The pressure-sensitive adhesive film of Comparative Example 7 having a pressure-sensitive adhesive layer formed of a pressure-sensitive adhesive composition containing a (meth) acrylic copolymer containing no structural unit derived from a monomer having a carboxy group has a carboxy group. Compared to the pressure-sensitive adhesive film of Example (eg, Example 1) having a pressure-sensitive adhesive layer formed of a pressure-sensitive adhesive composition containing a (meth) acrylic copolymer containing a monomer-derived structural unit. The normal adhesive strength was remarkably low. In addition, the pressure-resistant shrinkage of the pressure-sensitive adhesive film of Comparative Example 7 was significantly inferior to that of the pressure-sensitive adhesive film of Example 1.

Claims (4)

It has a base material and an adhesive layer arranged on the surface of the base material.
The pressure-sensitive adhesive layer is formed of a pressure-sensitive adhesive composition containing a (meth) acrylic copolymer and a cross-linking agent, and has an arithmetic average roughness Ra of 2 μm to 15 μm on the surface opposite to the base material. can be,
The (meth) acrylic copolymer has a glass transition temperature of 1% by mass to 11% by mass with respect to all the structural units derived from the monomer having a carboxy group, and the glass transition temperature when the homopolymer is used. The structural unit derived from the (meth) acrylic acid alkyl ester monomer having a temperature of -60 ° C or lower is 8% by mass to 50% by mass with respect to all the structural units, and the glass transition temperature when a copolymer is used is -60. Containing a constituent unit derived from a (meth) acrylic acid alkyl ester monomer exceeding ° C. of 39% by mass or more with respect to all the constituent units , and having a glass transition temperature of −40 ° C. or lower.
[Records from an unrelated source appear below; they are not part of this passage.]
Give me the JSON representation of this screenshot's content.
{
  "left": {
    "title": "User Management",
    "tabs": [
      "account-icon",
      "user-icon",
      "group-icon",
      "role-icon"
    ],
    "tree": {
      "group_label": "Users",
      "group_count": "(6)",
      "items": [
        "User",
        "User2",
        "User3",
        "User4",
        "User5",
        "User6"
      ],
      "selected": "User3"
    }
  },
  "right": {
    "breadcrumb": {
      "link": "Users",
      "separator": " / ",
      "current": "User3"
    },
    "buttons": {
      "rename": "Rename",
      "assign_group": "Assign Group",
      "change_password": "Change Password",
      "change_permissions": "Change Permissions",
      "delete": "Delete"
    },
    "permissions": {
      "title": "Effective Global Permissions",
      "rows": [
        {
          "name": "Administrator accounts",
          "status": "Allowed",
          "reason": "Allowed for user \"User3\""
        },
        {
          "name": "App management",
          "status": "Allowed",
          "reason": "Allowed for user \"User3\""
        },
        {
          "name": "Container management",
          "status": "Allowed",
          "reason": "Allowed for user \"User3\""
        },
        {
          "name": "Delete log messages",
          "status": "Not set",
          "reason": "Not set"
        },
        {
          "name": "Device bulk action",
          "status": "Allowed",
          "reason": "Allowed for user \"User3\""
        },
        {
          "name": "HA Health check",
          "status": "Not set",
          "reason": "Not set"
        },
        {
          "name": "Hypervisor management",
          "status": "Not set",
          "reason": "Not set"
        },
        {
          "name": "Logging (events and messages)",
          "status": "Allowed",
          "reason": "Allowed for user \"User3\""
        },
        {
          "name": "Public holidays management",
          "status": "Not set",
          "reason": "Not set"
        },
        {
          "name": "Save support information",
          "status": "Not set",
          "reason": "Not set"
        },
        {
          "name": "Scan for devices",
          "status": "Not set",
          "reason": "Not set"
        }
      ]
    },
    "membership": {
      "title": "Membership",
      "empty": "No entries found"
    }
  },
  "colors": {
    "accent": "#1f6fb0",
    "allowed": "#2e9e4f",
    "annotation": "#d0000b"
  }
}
The cross-linking agent is an isocyanate compound.
A pressure-sensitive adhesive film in which the content of the isocyanate compound in the pressure-sensitive adhesive composition is 3 parts by mass to 7 parts by mass with respect to 100 parts by mass of the (meth) acrylic copolymer. The pressure-sensitive adhesive film according to claim 1, further comprising a release film on the surface of the pressure-sensitive adhesive layer opposite to the base material. The pressure-sensitive adhesive film according to claim 2, wherein the arithmetic mean roughness Ra of the surface of the release film on the side in contact with the pressure-sensitive adhesive layer is 2 μm to 15 μm. The adhesive film according to any one of claims 1 to 3, wherein the (meth) acrylic copolymer has a weight average molecular weight of 400,000 to 1.5 million.